ADDA Lect. 11: Clustering and Multidimensional Scaling
What are the possible rules for distance between clusters used in hierarchical clustering analysis?
- Single Linkage/nearest neighbor: Nearest neighbors across clusters are linked to each other - Complete Linkage/furthest neighbor: furthest neighbors across clusters are linked to each other - Average linkage within groups: distance of average of new group - Average linkage between groups: Average distance over all pairs across clusters - Ward's method: a variance‐based method. distance is sum of squares between two clusters, summed over all variables. Within cluster sum of squares is then minimized - Centroid method: distance between means of all variables - Median method:similar to centroid but small clusters weighted equally with large clusters
What two procedures does SPSS use to move data points in MDS and which is better?
1. ALSCAL uses 'method of steepest descent' 2. PROXSCAL uses 'iterative majorization' • the latter is better - doesn't need good starting position - always converges to minimum stress
Describe two measures for assessing good fit based on stress of data in space?

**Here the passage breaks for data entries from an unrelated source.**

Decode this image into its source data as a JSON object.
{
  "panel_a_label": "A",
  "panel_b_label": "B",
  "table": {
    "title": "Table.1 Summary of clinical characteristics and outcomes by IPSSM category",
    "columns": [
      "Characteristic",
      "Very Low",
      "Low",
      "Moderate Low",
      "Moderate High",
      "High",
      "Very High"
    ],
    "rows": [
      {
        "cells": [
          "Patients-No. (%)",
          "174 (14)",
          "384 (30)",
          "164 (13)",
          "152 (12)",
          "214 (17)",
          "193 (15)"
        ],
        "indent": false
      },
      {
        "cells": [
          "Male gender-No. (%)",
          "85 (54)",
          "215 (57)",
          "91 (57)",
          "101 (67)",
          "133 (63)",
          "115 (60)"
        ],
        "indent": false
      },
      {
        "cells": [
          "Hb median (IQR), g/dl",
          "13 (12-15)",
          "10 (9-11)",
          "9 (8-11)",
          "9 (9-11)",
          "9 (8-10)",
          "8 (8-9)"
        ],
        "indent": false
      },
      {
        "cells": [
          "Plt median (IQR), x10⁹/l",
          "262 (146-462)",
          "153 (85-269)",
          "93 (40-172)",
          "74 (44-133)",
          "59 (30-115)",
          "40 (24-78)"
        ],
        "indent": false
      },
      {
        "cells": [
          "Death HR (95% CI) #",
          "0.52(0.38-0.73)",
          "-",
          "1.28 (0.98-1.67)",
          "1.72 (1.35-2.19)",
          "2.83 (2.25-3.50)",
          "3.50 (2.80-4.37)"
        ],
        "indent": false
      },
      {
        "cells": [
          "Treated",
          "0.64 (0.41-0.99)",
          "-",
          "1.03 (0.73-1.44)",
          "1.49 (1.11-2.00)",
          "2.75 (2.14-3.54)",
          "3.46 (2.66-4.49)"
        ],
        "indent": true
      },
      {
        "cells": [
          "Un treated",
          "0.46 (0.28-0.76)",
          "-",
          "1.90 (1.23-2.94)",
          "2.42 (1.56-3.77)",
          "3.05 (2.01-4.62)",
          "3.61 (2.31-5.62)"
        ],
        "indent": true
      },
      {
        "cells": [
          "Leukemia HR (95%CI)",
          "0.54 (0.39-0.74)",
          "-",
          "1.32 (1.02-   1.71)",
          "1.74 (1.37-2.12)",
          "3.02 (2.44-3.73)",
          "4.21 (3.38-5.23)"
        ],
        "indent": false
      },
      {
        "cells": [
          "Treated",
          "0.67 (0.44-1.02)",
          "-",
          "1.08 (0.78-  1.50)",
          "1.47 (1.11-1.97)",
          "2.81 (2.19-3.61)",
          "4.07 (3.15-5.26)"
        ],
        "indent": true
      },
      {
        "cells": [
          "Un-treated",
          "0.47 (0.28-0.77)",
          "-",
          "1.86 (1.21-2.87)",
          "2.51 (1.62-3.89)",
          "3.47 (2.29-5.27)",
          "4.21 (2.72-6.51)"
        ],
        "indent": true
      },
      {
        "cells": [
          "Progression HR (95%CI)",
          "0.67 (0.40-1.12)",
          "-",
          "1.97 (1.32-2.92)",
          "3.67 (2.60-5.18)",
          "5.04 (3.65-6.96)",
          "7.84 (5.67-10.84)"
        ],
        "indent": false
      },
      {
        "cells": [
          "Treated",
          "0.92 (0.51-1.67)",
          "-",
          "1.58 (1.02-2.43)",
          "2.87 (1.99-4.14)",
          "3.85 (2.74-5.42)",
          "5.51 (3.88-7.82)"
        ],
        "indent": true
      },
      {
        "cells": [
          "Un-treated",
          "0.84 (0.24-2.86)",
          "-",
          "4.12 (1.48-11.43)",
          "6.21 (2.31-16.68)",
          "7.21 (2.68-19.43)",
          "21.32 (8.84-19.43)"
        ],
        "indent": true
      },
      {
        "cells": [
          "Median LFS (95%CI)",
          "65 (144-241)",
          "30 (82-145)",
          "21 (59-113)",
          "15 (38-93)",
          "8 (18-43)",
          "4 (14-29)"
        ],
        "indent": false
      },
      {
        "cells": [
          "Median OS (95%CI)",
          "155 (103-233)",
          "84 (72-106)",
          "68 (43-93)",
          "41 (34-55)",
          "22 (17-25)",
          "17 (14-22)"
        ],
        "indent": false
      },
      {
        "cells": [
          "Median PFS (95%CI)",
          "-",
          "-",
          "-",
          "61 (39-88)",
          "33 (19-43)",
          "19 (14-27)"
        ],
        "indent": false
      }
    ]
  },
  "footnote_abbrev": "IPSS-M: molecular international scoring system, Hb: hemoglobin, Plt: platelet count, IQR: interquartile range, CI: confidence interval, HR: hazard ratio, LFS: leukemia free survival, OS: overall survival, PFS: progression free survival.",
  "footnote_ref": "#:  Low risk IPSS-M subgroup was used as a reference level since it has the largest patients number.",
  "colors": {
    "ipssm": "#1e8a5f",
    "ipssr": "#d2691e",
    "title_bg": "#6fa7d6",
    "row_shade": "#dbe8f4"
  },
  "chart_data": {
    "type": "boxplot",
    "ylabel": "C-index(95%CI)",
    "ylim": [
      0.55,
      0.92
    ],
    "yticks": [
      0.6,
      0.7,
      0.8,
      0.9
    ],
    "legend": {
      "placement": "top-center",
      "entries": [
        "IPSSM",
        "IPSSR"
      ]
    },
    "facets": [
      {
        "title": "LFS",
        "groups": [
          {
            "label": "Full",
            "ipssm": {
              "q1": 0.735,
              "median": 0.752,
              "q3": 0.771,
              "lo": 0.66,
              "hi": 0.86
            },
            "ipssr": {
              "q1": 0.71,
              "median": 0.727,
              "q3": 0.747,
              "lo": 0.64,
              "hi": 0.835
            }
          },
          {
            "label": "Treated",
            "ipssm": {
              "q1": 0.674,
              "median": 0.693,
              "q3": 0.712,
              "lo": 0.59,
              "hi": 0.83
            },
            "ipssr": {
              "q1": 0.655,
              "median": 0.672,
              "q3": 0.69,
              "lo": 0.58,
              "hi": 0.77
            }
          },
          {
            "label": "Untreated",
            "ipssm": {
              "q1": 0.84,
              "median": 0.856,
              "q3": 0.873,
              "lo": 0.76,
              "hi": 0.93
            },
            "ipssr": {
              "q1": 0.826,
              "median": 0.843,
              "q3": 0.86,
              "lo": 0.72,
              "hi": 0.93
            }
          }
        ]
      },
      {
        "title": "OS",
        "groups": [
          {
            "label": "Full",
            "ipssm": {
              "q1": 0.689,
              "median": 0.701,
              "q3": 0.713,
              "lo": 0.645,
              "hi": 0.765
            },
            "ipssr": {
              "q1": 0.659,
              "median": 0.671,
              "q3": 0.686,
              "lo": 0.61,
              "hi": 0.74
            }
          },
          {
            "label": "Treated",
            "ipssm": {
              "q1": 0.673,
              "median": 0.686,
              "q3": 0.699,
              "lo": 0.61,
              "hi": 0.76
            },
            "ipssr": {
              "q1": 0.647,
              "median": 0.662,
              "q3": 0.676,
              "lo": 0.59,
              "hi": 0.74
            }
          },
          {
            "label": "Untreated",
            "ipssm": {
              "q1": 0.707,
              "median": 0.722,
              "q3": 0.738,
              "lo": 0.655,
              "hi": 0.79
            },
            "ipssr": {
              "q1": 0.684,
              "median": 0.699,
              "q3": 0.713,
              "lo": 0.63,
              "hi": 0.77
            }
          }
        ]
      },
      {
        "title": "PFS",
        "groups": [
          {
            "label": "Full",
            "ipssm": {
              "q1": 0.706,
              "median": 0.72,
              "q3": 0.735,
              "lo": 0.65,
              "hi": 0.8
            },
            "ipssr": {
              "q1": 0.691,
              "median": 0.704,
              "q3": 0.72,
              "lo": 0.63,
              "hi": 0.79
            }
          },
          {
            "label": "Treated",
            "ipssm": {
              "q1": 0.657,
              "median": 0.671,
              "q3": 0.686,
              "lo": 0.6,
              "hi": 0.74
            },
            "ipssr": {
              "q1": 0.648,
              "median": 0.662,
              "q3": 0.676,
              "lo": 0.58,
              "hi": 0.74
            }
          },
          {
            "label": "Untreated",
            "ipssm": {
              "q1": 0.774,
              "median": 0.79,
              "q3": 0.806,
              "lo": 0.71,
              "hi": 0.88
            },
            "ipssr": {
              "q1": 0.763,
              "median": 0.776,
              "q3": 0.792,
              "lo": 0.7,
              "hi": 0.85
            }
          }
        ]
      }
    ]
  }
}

1. As a rule of thumb, values less than 0.15 indicate good fit 2. If our stress is less than that for random data ‐ accept the solution
7 steps of K-means clustering
1. Define number of clusters k 2. Set initial cluster means 3. Find squared Euclidean distance from each case to the mean. 4. Allocate object to closest cluster. 5. Recalculate means for each cluster. 6. Find new distances 7. Reallocate cases. If no change, stop; otherwise back to 5.
What are the distance measures used in hierarchical cluster analysis?
1. Euclidean Distance: 2. Block 3. Minkowski‐r 4. Squared Euclidean Distance 5. Power
What are the three types of cluster analysis?
1. Hierarchical cluster analysis 2. k‐means cluster analysis 3. Two step cluster analysis (SPSS)
What are the two ways of interpreting MDS?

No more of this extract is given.